Among the abundant literature on nanoparticles, metal borides and phosphides account for just 2% of published articles. However, these materials were synthesized in bulk form as early as the 18th and 19th centuries by German and French teams. Indeed, the first phosphides were discovered by Andreas Margraff and Bertrand Pelletier, while almost a century later Léopold Gemlin, C. Decotil and Richard Lassaigne discovered borides. These materials have remarkable properties:
- gallium and Indium phosphides are semiconductors, and are used as frequency-tunable phosphors in light-emitting diodes and optical probes; they are the famous " quantum dots ";
- borides such as MgB2 are superconductors used as magnets in magnetic resonance imaging (MRI).
Systematically synthesizing borides and phosphides of numerous metals on a mesoscopic scale represents a major challenge.
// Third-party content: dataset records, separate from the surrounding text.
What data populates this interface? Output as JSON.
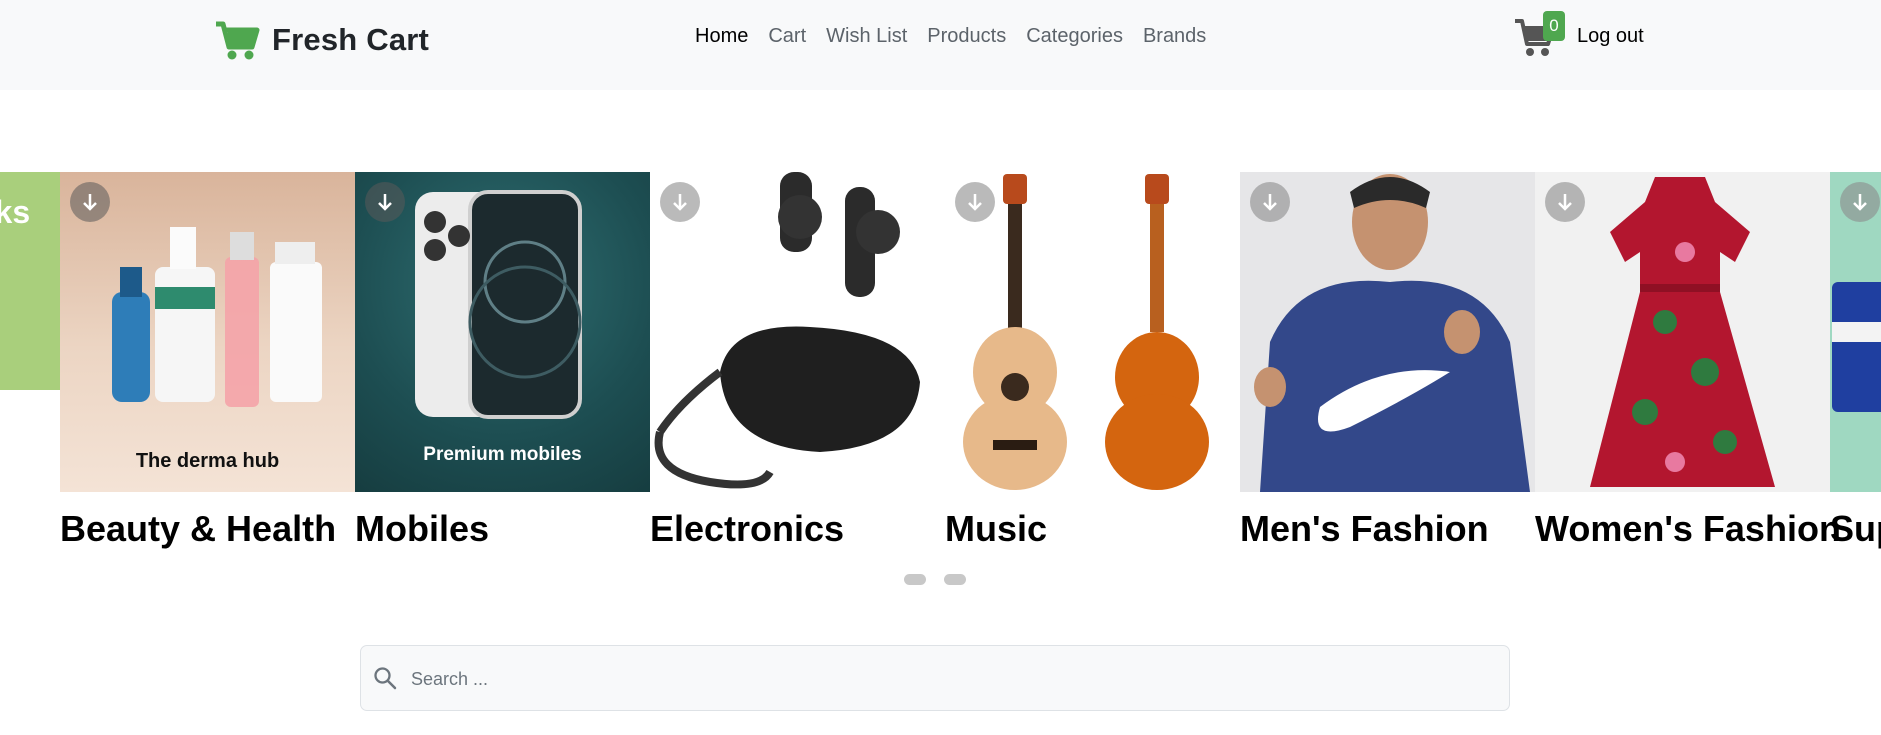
{
  "brand": {
    "name": "Fresh Cart"
  },
  "nav": {
    "links": [
      {
        "label": "Home",
        "active": true
      },
      {
        "label": "Cart"
      },
      {
        "label": "Wish List"
      },
      {
        "label": "Products"
      },
      {
        "label": "Categories"
      },
      {
        "label": "Brands"
      }
    ],
    "cart_count": "0",
    "logout_label": "Log out"
  },
  "slider": {
    "prev_slide_text": "oks",
    "categories": [
      {
        "title": "Beauty & Health",
        "image_caption": "The derma hub"
      },
      {
        "title": "Mobiles",
        "image_caption": "Premium mobiles"
      },
      {
        "title": "Electronics"
      },
      {
        "title": "Music"
      },
      {
        "title": "Men's Fashion"
      },
      {
        "title": "Women's Fashion"
      },
      {
        "title": "Sup"
      }
    ],
    "pagination_dots": 2
  },
  "search": {
    "placeholder": "Search ..."
  },
  "colors": {
    "brand": "#4fa74f",
    "navbar_bg": "#f8f9fa",
    "text": "#212529"
  }
}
All the more so since, at this scale, these "exotic" materials are expected to display highly interesting catalytic and electrochemical properties. This lesson presents recent synthesis efforts and strategies to develop boride and phosphide particles on the mesoscopic scale (5 nm-100 nm). What makes these chemistries difficult is the tendency of these two non-metals to form stable B-B or P-P bond chains (a stronger tendency for boron than for phosphorus) - this is all the more pronounced the higher the non-metal/metal ratio - and their low reactivity towards metals. These peculiarities, combined with the strong covalent character of M-P and M-B bonds, result in relatively high synthesis temperatures that favor the growth of nuclei, making it difficult to maintain metal borides and phosphides on the mesoscopic scale.